State, Effects and Monads in Functional Programming and Haskell

Posted on 2017-07-13 by Chris Warburton

This is a long reply to a comment on Reddit which became too long to submit there ;)

Changing a system’s state does not mean overwriting a variable’s reference. It’s a more general idea than that.

Of course, I agree. They go on:

For example if you type a word in a text field, you’re changing the state of your browser. If you store a field in a web app’s database you’re changing the state of that web app. If you interface with the outside world in any shape or form you are dealing with state, and no amount of immutability will protect you from that.

Yet these things can’t be expressed in the semantics of FP (beta-reduction of lambda abstractions). Sure, you can bolt on some extra things to a language’s semantics, like the imperative execution of side-effects found in Scheme and ML, or the execution of the main IO action by Haskell’s runtime system, but that’s just moving the state out of the FP part and implementing it with something else. That’s a perfectly reasonable thing to do, but by managing to avoid the problem (of state in FP), such approaches don’t solve it (since they don’t need to). Hence we can’t point at them as “how state works in FP”, since the whole idea is that the bit we’re pointing to isn’t the bit that’s FP.

My example in the parent comment showed how to emulate the behaviour of a particular form of state (mutable variables), using only immutable data and recursion (which can be expressed in FP semantics; e.g. with Church encoding). We can do the same thing for these examples, by building up an immutable sequence tracing out the entire history of the resource (like a block universe); whether that’s a variable (like I showed), a browser (which I’ve never seen done) or a database (AKA “log-structured storage”).

It’s obvious that you still have to manage state at the macro level right?

I don’t think it is. Sometimes we can just fill up disk/RAM by evaluating more and more of an infinite immutable data structure, since we know that we’ll be finished with it long before it gets too big. This is stateless (but incrementally evaluated). In this sense, garbage collection is an optimisation, and we can sometimes get away without it (relying on the OS to reclaim all memory when we’re finished).

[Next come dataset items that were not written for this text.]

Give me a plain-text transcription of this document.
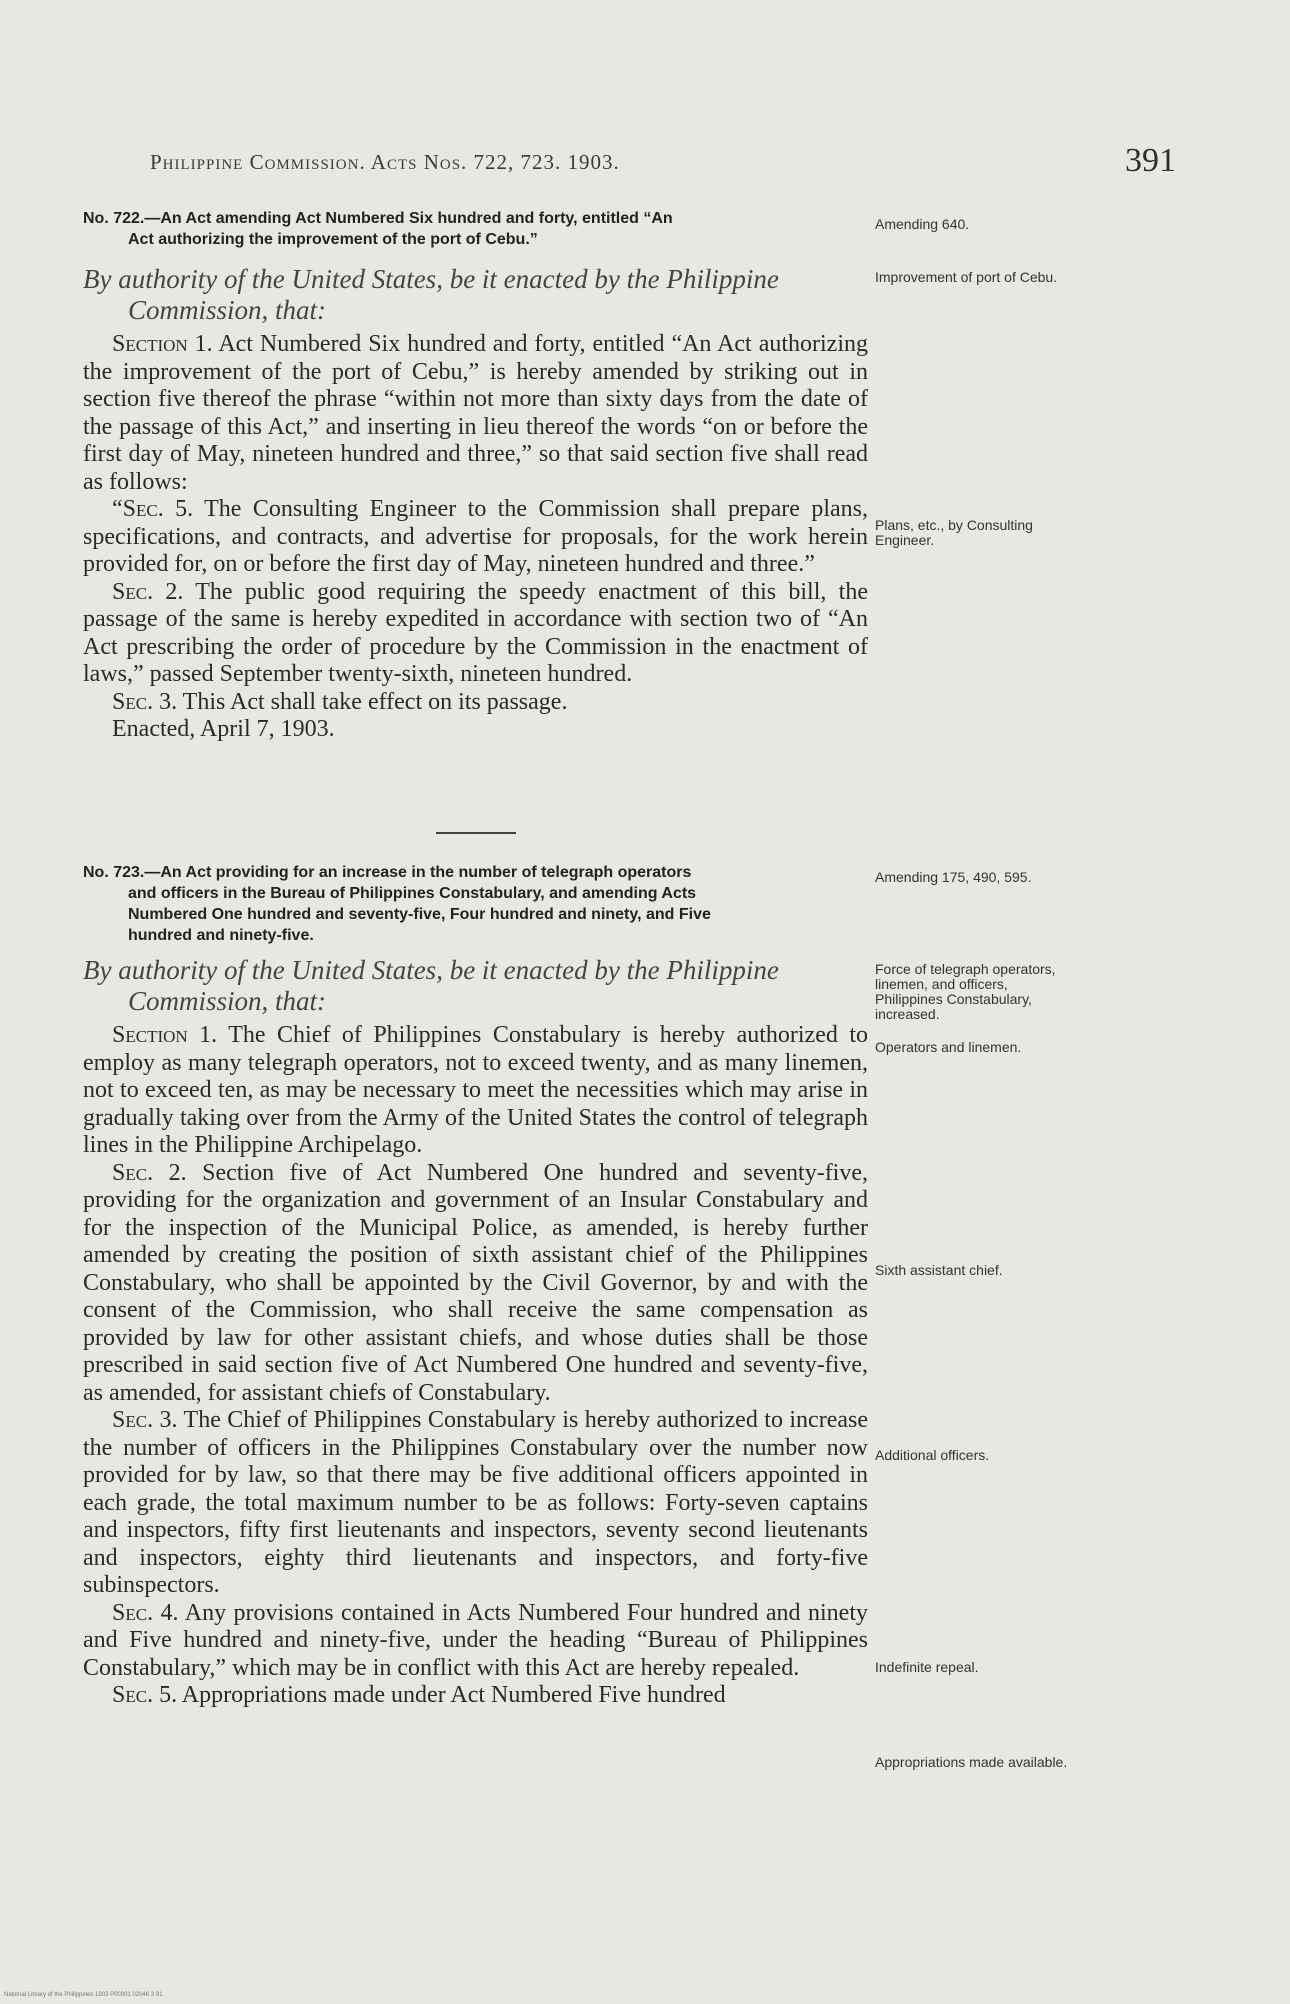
Philippine Commission. Acts Nos. 722, 723. 1903.	391
No. 722.—An Act amending Act Numbered Six hundred and forty, entitled “An
Act authorizing the improvement of the port of Cebu.”
Amending 640.
By authority of the United States, be it enacted by the Philippine
Commission, that:
Improvement of port of Cebu.

Section 1. Act Numbered Six hundred and forty, entitled “An Act authorizing the improvement of the port of Cebu,” is hereby amended by striking out in section five thereof the phrase “within not more than sixty days from the date of the passage of this Act,” and inserting in lieu thereof the words “on or before the first day of May, nineteen hundred and three,” so that said section five shall read as follows:

“Sec. 5. The Consulting Engineer to the Commission shall prepare plans, specifications, and contracts, and advertise for proposals, for the work herein provided for, on or before the first day of May, nineteen hundred and three.”

Sec. 2. The public good requiring the speedy enactment of this bill, the passage of the same is hereby expedited in accordance with section two of “An Act prescribing the order of procedure by the Commission in the enactment of laws,” passed September twenty-sixth, nineteen hundred.

Sec. 3. This Act shall take effect on its passage.

Enacted, April 7, 1903.

Plans, etc., by Consulting Engineer.
No. 723.—An Act providing for an increase in the number of telegraph operators

and officers in the Bureau of Philippines Constabulary, and amending Acts
Numbered One hundred and seventy-five, Four hundred and ninety, and Five
hundred and ninety-five.
Amending 175, 490, 595.
By authority of the United States, be it enacted by the Philippine
Commission, that:
Force of telegraph operators, linemen, and officers, Philippines Constabulary, increased.
Operators and linemen.

Section 1. The Chief of Philippines Constabulary is hereby authorized to employ as many telegraph operators, not to exceed twenty, and as many linemen, not to exceed ten, as may be necessary to meet the necessities which may arise in gradually taking over from the Army of the United States the control of telegraph lines in the Philippine Archipelago.

Sec. 2. Section five of Act Numbered One hundred and seventy-five, providing for the organization and government of an Insular Constabulary and for the inspection of the Municipal Police, as amended, is hereby further amended by creating the position of sixth assistant chief of the Philippines Constabulary, who shall be appointed by the Civil Governor, by and with the consent of the Commission, who shall receive the same compensation as provided by law for other assistant chiefs, and whose duties shall be those prescribed in said section five of Act Numbered One hundred and seventy-five, as amended, for assistant chiefs of Constabulary.

Sec. 3. The Chief of Philippines Constabulary is hereby authorized to increase the number of officers in the Philippines Constabulary over the number now provided for by law, so that there may be five additional officers appointed in each grade, the total maximum number to be as follows: Forty-seven captains and inspectors, fifty first lieutenants and inspectors, seventy second lieutenants and inspectors, eighty third lieutenants and inspectors, and forty-five subinspectors.

Sec. 4. Any provisions contained in Acts Numbered Four hundred and ninety and Five hundred and ninety-five, under the heading “Bureau of Philippines Constabulary,” which may be in conflict with this Act are hereby repealed.

Sec. 5. Appropriations made under Act Numbered Five hundred

Sixth assistant chief.
Additional officers.
Indefinite repeal.
Appropriations made available.
National Library of the Philippines 1903 P00001 02046 3 91
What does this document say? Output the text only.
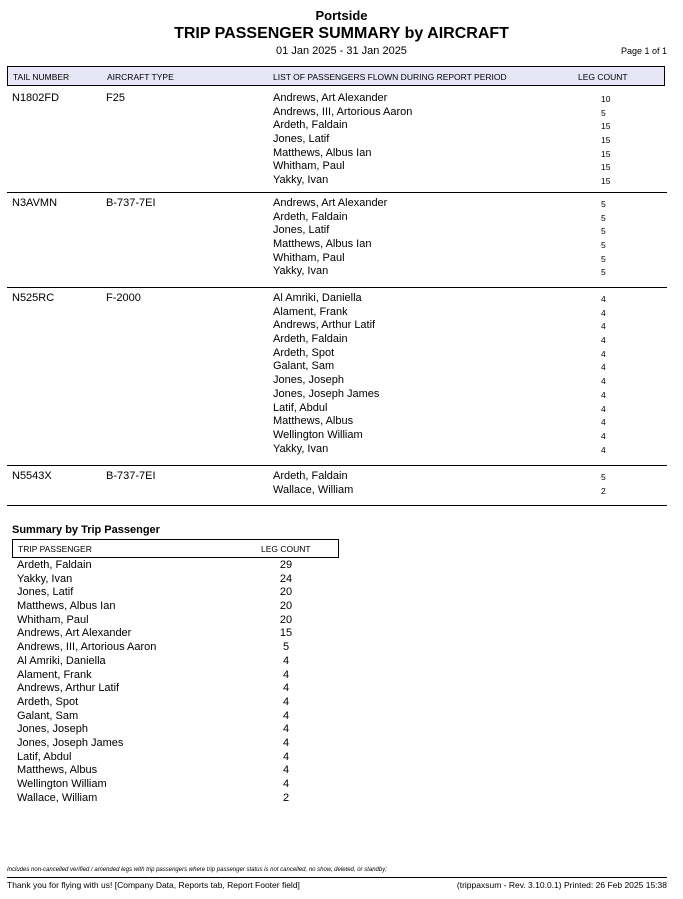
Portside
TRIP PASSENGER SUMMARY by AIRCRAFT
01 Jan 2025 - 31 Jan 2025	Page 1 of 1
TAIL NUMBER	AIRCRAFT TYPE	LIST OF PASSENGERS FLOWN DURING REPORT PERIOD	LEG COUNT
N1802FD	F25	Andrews, Art Alexander	10
Andrews, III, Artorious Aaron	5
Ardeth, Faldain	15
Jones, Latif	15
Matthews, Albus Ian	15
Whitham, Paul	15
Yakky, Ivan	15
N3AVMN	B-737-7EI	Andrews, Art Alexander	5
Ardeth, Faldain	5
Jones, Latif	5
Matthews, Albus Ian	5
Whitham, Paul	5
Yakky, Ivan	5
N525RC	F-2000	Al Amriki, Daniella	4
Alament, Frank	4
Andrews, Arthur Latif	4
Ardeth, Faldain	4
Ardeth, Spot	4
Galant, Sam	4
Jones, Joseph	4
Jones, Joseph James	4
Latif, Abdul	4
Matthews, Albus	4
Wellington William	4
Yakky, Ivan	4
N5543X	B-737-7EI	Ardeth, Faldain	5
Wallace, William	2
Summary by Trip Passenger
TRIP PASSENGER	LEG COUNT
Ardeth, Faldain	29
Yakky, Ivan	24
Jones, Latif	20
Matthews, Albus Ian	20
Whitham, Paul	20
Andrews, Art Alexander	15
Andrews, III, Artorious Aaron	5
Al Amriki, Daniella	4
Alament, Frank	4
Andrews, Arthur Latif	4
Ardeth, Spot	4
Galant, Sam	4
Jones, Joseph	4
Jones, Joseph James	4
Latif, Abdul	4
Matthews, Albus	4
Wellington William	4
Wallace, William	2
Includes non-cancelled verified / amended legs with trip passengers where trip passenger status is not cancelled, no show, deleted, or standby;
Thank you for flying with us! [Company Data, Reports tab, Report Footer field]	(trippaxsum - Rev. 3.10.0.1) Printed: 26 Feb 2025 15:38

Often such naïve “block universe” implementation is inadequate for our resource constraints, so we’re required to find some optimisation (like garbage collection, or tail-call elimination, or collapsing together log entries, etc.). Optimisations don’t alter the semantics, so our programming model and mental model can remain the same, but they allow the implementation to run within the available resources. Such optimisations may make use of state, but only in a way which doesn’t alter the semantics, and hence in a way that’s “invisible” to FP (in the same way that, say, registers use state in a way that’s invisible to OO objects, L1 cache is stateful in a way that’s invisible to C, etc.)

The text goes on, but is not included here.